The last time we gathered here in this abode, it was the seventh day of the month when all was well and the flowers bloomed. Oh, how blind we were. In this mansion, this house of our ancestors, we could only see the cracks. “This paint is chipped,” one cried, and another said, “I would much like it all a different color,” while neither did anything to acquire the necessary paint and do the work. There was a hidden joy in the complaining, almost as if it justified our ever-present misery.

I remember how we went out to the balcony and cast our gazes upon the array of flowers in the backyard gardens. It only took a few minutes for us to devolve from admiration to sadness. If only the gardeners had planted the white flowers to the right and the purple to left instead of the other way around. If only it was a week further into spring so that the other flowers would bloom. If only, if only…

When did we learn that all of these complaints, all of these “if only” sentiments, were but the seeds of weeds that had yet to sprout. If we knew back then, would we take it all back? Dig it up and toss them away? Or would a secret part of us aimed at destruction snicker maliciously as the weeds grew and spread? Well, our unspoken wish had been granted.

Now the roof is no longer above our heads; it is scattered throughout the acres as debris. The walls have decayed and withered until the wind and rain found no obstacles to invade our spaces. The flowers too, are no more. The drought had transformed our colorful gardens into a desert of gray, no longer capable of providing any sense of its former beauty.

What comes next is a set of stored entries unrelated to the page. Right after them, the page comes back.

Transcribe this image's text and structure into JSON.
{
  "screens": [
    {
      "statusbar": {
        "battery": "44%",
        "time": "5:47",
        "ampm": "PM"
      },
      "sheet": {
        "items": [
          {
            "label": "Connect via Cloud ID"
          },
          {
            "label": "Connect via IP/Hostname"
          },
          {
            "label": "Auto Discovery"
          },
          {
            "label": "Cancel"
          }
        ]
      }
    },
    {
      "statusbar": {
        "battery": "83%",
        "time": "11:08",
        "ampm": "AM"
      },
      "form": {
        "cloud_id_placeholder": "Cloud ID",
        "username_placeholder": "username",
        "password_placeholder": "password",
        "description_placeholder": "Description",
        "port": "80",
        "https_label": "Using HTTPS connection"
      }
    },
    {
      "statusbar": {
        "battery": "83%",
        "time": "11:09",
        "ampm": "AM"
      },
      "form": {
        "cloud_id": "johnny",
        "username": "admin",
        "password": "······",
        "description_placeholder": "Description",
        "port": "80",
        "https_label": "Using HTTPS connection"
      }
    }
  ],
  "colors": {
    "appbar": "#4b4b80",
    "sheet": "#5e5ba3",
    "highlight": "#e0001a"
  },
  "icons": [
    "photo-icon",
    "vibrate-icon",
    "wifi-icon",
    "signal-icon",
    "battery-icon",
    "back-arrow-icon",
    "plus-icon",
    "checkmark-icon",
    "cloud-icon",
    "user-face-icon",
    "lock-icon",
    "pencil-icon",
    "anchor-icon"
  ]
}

We got what we all wanted. We wanted misery, and it happily obliged to creep in and conquer our house. Ruin is the only beauty here now. But will it remain so forever? Perhaps it only takes a change of one’s mind to transform the wanting of misery to the pursuit of glory. Look, the bricks are still intact. The roof, though scattered, can be pieced back together. If we obtained water, life can be brought back to the gardens. It all can be retained, everything that we so ungratefully allowed to fall into disrepair.

It starts with a genuine step towards greatness.